QComp: A QSAR-Based Data Completion Framework for Drug Discovery
This work addresses data sparsity and integration issues in drug discovery, offering incremental improvements for researchers in pharmaceutical development.
The paper tackled the challenge of integrating evolving experimental data in drug discovery by developing QComp, a QSAR-based data completion framework, which enhanced prediction accuracy across tasks and guided optimal experiment sequencing by quantifying uncertainty reduction.
In drug discovery, in vitro and in vivo experiments reveal biochemical activities related to the efficacy and toxicity of compounds. The experimental data accumulate into massive, ever-evolving, and sparse datasets.
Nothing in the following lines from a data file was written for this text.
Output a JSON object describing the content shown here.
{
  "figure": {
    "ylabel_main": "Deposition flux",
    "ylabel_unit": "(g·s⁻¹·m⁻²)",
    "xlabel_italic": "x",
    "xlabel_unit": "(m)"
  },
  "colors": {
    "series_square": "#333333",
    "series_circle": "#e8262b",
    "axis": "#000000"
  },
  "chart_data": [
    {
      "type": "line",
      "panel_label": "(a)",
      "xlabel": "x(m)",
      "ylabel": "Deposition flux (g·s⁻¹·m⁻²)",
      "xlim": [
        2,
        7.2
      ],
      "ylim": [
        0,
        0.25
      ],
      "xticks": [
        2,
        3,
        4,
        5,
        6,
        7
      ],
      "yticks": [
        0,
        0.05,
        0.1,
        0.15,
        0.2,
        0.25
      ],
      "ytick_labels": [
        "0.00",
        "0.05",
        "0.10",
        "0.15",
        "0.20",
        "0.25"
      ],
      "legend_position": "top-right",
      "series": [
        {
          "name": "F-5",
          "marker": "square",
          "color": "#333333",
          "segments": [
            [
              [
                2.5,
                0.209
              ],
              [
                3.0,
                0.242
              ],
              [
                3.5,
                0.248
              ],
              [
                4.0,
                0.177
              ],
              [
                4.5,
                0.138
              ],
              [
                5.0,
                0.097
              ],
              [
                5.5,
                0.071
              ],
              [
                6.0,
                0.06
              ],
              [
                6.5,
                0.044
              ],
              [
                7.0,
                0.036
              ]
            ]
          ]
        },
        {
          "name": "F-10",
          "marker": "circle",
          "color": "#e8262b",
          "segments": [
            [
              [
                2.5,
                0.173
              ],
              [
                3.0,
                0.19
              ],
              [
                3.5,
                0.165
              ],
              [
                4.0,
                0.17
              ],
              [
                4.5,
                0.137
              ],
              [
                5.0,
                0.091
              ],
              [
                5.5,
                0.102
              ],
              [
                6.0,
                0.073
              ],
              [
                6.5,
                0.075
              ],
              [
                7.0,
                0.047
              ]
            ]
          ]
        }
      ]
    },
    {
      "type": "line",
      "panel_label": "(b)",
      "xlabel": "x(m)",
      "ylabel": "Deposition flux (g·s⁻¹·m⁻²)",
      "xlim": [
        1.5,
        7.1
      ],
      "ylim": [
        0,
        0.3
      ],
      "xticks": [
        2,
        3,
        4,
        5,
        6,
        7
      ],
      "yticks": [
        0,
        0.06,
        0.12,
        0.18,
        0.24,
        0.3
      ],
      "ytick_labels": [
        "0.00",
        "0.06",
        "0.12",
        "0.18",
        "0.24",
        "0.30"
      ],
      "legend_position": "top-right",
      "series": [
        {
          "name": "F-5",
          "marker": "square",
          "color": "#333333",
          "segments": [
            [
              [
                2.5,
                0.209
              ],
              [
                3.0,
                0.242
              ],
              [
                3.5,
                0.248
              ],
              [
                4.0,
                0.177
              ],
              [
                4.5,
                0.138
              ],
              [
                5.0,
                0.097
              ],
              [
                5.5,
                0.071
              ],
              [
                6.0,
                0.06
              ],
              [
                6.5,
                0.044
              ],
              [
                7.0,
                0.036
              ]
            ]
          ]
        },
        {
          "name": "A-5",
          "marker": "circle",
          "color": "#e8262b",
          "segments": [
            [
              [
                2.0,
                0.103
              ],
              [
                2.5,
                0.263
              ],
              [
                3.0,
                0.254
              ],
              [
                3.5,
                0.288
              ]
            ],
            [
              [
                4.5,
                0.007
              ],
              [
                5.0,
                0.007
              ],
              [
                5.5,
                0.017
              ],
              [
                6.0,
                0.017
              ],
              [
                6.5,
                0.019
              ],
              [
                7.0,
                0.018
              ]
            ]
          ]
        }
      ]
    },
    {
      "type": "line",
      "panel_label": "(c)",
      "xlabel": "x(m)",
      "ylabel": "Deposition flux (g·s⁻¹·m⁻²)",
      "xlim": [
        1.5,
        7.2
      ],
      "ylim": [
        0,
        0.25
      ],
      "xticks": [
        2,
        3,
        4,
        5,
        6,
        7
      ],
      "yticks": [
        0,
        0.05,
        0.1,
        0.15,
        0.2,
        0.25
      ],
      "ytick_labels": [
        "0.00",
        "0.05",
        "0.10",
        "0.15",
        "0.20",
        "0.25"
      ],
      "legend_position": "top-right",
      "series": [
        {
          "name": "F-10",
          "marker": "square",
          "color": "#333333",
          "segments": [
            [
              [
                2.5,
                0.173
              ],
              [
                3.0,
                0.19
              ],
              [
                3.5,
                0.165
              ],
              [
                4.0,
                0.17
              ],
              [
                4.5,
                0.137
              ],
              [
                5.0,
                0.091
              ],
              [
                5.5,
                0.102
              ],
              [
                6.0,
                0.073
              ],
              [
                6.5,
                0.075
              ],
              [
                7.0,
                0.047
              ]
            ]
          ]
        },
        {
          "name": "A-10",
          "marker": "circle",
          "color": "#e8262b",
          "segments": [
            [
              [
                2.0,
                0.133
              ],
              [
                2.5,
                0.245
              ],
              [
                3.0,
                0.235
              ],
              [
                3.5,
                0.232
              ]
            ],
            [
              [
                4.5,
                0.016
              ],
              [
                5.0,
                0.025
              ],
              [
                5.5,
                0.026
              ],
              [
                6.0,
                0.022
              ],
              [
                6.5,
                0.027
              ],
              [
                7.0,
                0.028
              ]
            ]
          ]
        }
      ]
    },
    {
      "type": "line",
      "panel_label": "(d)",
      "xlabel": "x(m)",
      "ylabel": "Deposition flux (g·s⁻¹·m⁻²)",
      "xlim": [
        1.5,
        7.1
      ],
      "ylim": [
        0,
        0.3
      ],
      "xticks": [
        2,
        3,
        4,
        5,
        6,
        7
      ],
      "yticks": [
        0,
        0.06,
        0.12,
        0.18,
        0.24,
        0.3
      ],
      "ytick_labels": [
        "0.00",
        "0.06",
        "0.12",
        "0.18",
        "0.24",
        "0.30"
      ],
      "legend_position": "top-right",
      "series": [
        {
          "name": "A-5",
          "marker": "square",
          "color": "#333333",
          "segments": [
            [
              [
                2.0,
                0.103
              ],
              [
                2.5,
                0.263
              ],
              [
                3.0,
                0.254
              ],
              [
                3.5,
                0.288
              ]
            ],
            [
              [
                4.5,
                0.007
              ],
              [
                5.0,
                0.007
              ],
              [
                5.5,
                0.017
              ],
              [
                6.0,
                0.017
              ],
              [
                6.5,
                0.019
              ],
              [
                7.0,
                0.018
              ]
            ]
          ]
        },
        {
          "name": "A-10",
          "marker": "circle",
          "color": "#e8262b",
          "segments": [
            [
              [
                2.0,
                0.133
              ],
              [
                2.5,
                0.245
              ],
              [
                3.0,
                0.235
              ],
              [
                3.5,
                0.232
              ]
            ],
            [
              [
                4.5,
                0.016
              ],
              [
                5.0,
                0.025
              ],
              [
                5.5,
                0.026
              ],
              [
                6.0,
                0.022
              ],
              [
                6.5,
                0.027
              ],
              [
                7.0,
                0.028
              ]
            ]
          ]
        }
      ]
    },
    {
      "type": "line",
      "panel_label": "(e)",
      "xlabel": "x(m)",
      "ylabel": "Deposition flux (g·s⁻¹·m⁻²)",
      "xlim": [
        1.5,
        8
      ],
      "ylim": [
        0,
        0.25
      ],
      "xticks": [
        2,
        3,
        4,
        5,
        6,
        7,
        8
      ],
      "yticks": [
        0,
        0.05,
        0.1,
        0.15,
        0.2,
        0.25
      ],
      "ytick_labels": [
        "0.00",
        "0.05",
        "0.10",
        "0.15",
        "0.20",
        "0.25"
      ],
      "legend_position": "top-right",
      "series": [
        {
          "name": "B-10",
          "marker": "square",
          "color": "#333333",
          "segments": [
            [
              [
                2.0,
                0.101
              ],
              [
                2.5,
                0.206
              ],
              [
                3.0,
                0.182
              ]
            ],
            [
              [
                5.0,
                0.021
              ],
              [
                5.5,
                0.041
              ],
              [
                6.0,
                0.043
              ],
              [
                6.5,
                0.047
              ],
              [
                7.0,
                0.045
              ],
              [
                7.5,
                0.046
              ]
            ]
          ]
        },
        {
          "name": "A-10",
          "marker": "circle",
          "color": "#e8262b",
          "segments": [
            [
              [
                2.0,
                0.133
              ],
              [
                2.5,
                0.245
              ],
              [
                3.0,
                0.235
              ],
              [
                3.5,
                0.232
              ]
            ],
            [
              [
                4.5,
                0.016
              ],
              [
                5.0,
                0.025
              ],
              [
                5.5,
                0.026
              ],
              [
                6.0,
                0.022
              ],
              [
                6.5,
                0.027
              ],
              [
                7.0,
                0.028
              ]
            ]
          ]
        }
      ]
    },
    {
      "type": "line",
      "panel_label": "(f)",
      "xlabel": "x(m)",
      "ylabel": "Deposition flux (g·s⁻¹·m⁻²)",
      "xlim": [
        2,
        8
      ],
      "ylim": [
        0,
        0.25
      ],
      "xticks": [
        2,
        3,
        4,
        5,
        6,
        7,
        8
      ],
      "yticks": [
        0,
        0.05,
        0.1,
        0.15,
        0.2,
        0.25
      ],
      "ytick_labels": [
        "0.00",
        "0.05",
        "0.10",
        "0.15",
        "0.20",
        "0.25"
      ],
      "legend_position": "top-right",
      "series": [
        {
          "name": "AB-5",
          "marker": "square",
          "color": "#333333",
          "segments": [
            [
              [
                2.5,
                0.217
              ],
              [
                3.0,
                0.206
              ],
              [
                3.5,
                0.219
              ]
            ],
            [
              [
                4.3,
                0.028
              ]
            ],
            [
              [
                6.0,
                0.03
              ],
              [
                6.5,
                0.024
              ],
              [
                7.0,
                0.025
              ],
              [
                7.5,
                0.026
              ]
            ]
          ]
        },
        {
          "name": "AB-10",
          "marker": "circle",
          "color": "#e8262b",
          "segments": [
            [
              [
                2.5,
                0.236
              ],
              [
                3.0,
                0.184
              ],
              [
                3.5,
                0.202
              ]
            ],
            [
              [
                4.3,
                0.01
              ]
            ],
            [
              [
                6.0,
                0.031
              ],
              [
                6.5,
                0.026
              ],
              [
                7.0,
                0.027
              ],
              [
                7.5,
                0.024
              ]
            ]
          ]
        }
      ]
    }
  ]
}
Quantitative Structure-Activity Relationship (QSAR) models, which predict biochemical activities using only the structural information of compounds, face challenges in integrating the evolving experimental data as studies progress. We develop QSAR-Complete (QComp), a data completion framework to address this issue. Based on pre-existing QSAR models, QComp utilizes the correlation inherent in experimental data to enhance prediction accuracy across various tasks. Moreover, QComp emerges as a promising tool for guiding the optimal sequence of experiments by quantifying the reduction in statistical uncertainty for specific endpoints, thereby aiding in rational decision-making throughout the drug discovery process.